RADAR24.co.id — Perhimpunan Mahasiswa Hukum Indonesia (Permahi) DPC Aceh menyampaikan kritik keras kepada pemerintah pusat yang hingga kini belum menetapkan status bencana nasional atas banjir bandang dan longsor besar di Sumatra. Ketua Permahi DPC Aceh, Rifqi Maulana, S.H., menilai kondisi di sejumlah daerah terdampak sudah berada pada titik yang tidak dapat ditangani oleh pemerintah daerah saja.

“Ini bukan bencana biasa. Kerusakannya sangat luas, korban sangat banyak, dan masyarakat hidup dalam kondisi yang tidak layak. Sulit dipercaya ini masih terjadi di Indonesia,” ujar Rifqi, Minggu (7/12/2025).

“Sudah Seminggu Lebih, Tapi Kenyataan di Lapangan Masih Sama”

Rifqi mengatakan bahwa setelah lebih dari satu minggu pasca bencana, banyak warga masih belum mendapatkan bantuan. Sebagian bahkan bertahan hidup dengan minum air banjir dan makanan seadanya.

“Ada daerah yang belum tersentuh sama sekali. Tidak ada air bersih, tidak ada listrik, tidak ada logistik. Banyak warga kehilangan rumah dan tidur di tempat terbuka. Kalau ini bukan kegentingan nasional, lalu apa?” katanya.

Ia menyebut laporan warga tentang bau jenazah di beberapa titik sebagai sinyal bahwa situasi tidak bisa ditunda lagi.

Akses Lumpuh, Warga Terisolir, Bantuan Inkonsisten

Kerusakan infrastruktur membuat evakuasi dan distribusi bantuan berjalan sangat lambat. Banyak jembatan putus, jalan utama longsor, dan wilayah pedalaman terisolir total.

“Banyak titik tidak bisa dijangkau. Ini sudah bukan soal kurangnya relawan, tetapi skala bencana ini membutuhkan intervensi dari pemerintah pusat secara penuh.”

Rifqi menambahkan bahwa bantuan yang masuk pun tidak merata—ada titik yang kebanjiran bantuan, ada titik yang tidak mendapatkan apa pun.

Desakan Keras: Negara Harus Hadir, Bukan Sekadar Pernyataan

Dalam pernyataannya, Rifqi menyentil pejabat pusat yang menurutnya terlalu sibuk membuat pernyataan optimistis tanpa melihat fakta lapangan.

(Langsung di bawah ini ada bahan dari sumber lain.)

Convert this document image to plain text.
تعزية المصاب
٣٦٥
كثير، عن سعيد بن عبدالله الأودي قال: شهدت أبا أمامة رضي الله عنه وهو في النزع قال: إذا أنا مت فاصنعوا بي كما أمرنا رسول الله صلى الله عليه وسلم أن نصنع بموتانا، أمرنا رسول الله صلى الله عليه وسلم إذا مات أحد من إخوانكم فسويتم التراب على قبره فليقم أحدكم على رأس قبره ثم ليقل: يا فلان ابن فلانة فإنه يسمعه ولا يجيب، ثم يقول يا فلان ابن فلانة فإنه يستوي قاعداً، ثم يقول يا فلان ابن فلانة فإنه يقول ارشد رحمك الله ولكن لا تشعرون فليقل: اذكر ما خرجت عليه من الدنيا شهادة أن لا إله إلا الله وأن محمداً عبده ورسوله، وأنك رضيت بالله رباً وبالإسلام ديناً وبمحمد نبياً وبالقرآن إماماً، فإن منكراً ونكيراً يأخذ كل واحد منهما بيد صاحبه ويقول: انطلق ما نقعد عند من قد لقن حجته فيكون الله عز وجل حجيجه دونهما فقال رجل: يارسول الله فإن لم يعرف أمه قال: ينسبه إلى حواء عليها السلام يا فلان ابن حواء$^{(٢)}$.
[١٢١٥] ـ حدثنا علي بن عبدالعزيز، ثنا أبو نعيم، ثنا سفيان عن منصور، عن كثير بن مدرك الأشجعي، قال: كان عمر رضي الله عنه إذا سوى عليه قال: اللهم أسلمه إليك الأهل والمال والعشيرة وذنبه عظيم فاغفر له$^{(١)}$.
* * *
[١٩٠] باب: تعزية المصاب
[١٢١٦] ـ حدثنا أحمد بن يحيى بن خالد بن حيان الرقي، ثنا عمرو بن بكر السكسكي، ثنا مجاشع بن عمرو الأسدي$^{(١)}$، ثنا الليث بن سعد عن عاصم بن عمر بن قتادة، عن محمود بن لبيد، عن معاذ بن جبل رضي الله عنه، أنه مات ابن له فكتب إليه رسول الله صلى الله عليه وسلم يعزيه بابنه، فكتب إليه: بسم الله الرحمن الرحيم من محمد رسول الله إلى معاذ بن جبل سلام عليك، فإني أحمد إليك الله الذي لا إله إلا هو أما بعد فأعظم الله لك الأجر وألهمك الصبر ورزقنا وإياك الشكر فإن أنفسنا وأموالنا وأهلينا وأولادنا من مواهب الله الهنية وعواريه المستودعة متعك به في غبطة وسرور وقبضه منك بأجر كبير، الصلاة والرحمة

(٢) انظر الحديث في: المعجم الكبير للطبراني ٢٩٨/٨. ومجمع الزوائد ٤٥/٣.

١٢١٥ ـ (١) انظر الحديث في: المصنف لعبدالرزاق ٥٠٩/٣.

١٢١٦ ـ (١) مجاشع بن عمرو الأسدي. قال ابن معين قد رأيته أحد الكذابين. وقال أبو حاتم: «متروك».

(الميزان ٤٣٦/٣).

“Warga tidak butuh kalimat ‘kita bisa bangkit sendiri’. Fakta di lapangan tidak menunjukkan itu. Kita butuh bantuan besar, terkoordinasi, dan cepat. Bukan sekadar kunjungan singkat atau pose depan kamera.”

Ia bahkan menyebut bahwa penggunaan anggaran negara seharusnya difokuskan pada penyelamatan warga.

Alihkan gaji menteri, fasilitas pejabat, anggaran perjalanan—semua. Ini menyangkut keselamatan 3,3 juta jiwa. Tidak ada prioritas yang lebih penting dari ini.”

Kerusakan Hutan dan Pertanyaan tentang Penyebab Bencana

Permahi Aceh juga menyinggung kerusakan hutan yang diduga memperparah banjir bandang. Rifqi mempertanyakan siapa sebenarnya pihak yang selama ini merusak kawasan penyangga.

“Hutan kita gundul. Kita semua tahu itu. Tapi mengapa tiba-tiba ada pihak yang bertahun-tahun dikritik soal perusakan hutan kini tampil sebagai pahlawan? Pertanyaan-pertanyaan ini tidak boleh dibiarkan menggantung.”

Ia menegaskan bahwa pemerintah perlu melakukan investigasi serius agar akuntabilitas tidak hilang dalam situasi darurat.